Part of the joy of pilgrimage is a spirit of community that comes from identifying with something bigger than oneself. The pilgrim who sets out solo shares a bond with others who journey on the same path: the aches, the pains and the triumphs. "The experience is very much about helping other pilgrims," says Abbot Christopher Dillon of Ireland's Glenstal Abbey, who walked the rugged Camino last year and hosts occasional pilgrims at his monastery in County Limerick. "There is great companionship on the road." That's the whole point of the
Volksmarches, the communal hikes in Germany that attract thousands every year. The preservation of generational bonds is at the heart of the pilgrimages made to the battlefields of Europe, where families go to honor forebears they never knew but will never forget.

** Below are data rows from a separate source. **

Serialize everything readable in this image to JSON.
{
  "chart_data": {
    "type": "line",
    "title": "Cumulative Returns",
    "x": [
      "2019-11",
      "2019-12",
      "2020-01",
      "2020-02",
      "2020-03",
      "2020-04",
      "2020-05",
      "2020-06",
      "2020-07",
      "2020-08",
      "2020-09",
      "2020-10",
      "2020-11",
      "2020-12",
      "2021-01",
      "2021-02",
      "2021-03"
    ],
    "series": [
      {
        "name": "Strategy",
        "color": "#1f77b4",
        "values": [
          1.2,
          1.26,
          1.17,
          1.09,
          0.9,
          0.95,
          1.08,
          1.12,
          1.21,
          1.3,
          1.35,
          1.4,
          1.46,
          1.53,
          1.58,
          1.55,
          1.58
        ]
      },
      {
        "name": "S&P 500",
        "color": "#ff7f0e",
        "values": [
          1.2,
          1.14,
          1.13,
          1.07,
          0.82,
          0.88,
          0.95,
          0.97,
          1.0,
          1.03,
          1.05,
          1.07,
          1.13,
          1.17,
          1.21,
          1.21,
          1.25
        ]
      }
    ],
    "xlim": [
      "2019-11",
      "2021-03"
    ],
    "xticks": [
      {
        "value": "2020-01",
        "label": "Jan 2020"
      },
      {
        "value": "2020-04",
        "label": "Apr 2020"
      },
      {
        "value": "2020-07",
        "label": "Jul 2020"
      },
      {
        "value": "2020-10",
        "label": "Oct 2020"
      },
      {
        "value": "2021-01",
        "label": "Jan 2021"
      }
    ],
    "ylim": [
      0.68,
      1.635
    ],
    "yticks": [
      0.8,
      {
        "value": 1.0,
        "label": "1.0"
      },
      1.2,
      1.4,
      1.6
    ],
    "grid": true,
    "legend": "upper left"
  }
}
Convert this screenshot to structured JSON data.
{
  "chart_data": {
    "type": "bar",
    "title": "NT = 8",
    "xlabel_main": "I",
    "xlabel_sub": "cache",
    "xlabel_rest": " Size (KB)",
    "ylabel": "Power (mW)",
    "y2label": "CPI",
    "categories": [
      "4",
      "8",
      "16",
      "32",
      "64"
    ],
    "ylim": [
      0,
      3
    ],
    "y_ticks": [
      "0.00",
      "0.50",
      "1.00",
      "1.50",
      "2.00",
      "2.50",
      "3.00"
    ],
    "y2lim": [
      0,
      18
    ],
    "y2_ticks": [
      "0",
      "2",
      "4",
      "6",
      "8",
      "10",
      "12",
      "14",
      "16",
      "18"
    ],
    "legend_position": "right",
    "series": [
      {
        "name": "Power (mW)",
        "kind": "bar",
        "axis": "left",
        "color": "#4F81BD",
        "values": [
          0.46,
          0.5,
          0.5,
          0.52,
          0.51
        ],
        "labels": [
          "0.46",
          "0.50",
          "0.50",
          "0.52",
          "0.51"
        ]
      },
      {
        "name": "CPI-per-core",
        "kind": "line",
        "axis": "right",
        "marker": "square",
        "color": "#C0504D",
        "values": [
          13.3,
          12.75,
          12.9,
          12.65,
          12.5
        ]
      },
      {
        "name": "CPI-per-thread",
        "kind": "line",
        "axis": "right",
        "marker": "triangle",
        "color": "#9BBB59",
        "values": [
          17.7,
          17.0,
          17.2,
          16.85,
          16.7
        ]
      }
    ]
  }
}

And yet each pilgrim is utterly alone, because a pilgrimage is a trip not just to a physical place but also into a person's soul. So one can travel to Dublin to celebrate Bloomsday, be surrounded by thousands of other Ulysses lovers, and yet be absolutely alone with one's own epiphanies about James Joyce's masterwork.
The traditional may argue that only the religious creature is a true pilgrim, but as Phil Cousineau, the author of
The Art of Pilgrimage, says, "The phenomenon of pilgrimage tends to hold up a mirror to what is sacred for the times." The world has changed, and so has pilgrimage. There will also always be those who label it foolishness, whether you embark with a belief in an unseen God's promise of salvation or in the power of a pair of devilish stilettos, as the amazingly committed shoppers at the Prada outlet in Montevarchi, Italy, do. A modern miraclesay, a game-winning goal that curled magnetically into the net at Euro 2004works as much magic for some as the re-enactment of medieval ones does for others. Faith is not rational. You can't argue a skeptic into belief or force anyone onto the pilgrim's path.
In Chaucer's
Canterbury Tales, the Prioress wears a brooch inscribed
Amor vincit omnia (Love conquers all). This is true, not least, of pilgrimage. The love that drives it springs from faith, from mockery-proof loyalty, from unwavering belief in the transcendent power of a religion or an idea or even a beautiful game. The pilgrim is no ordinary traveler. His map is in the heart.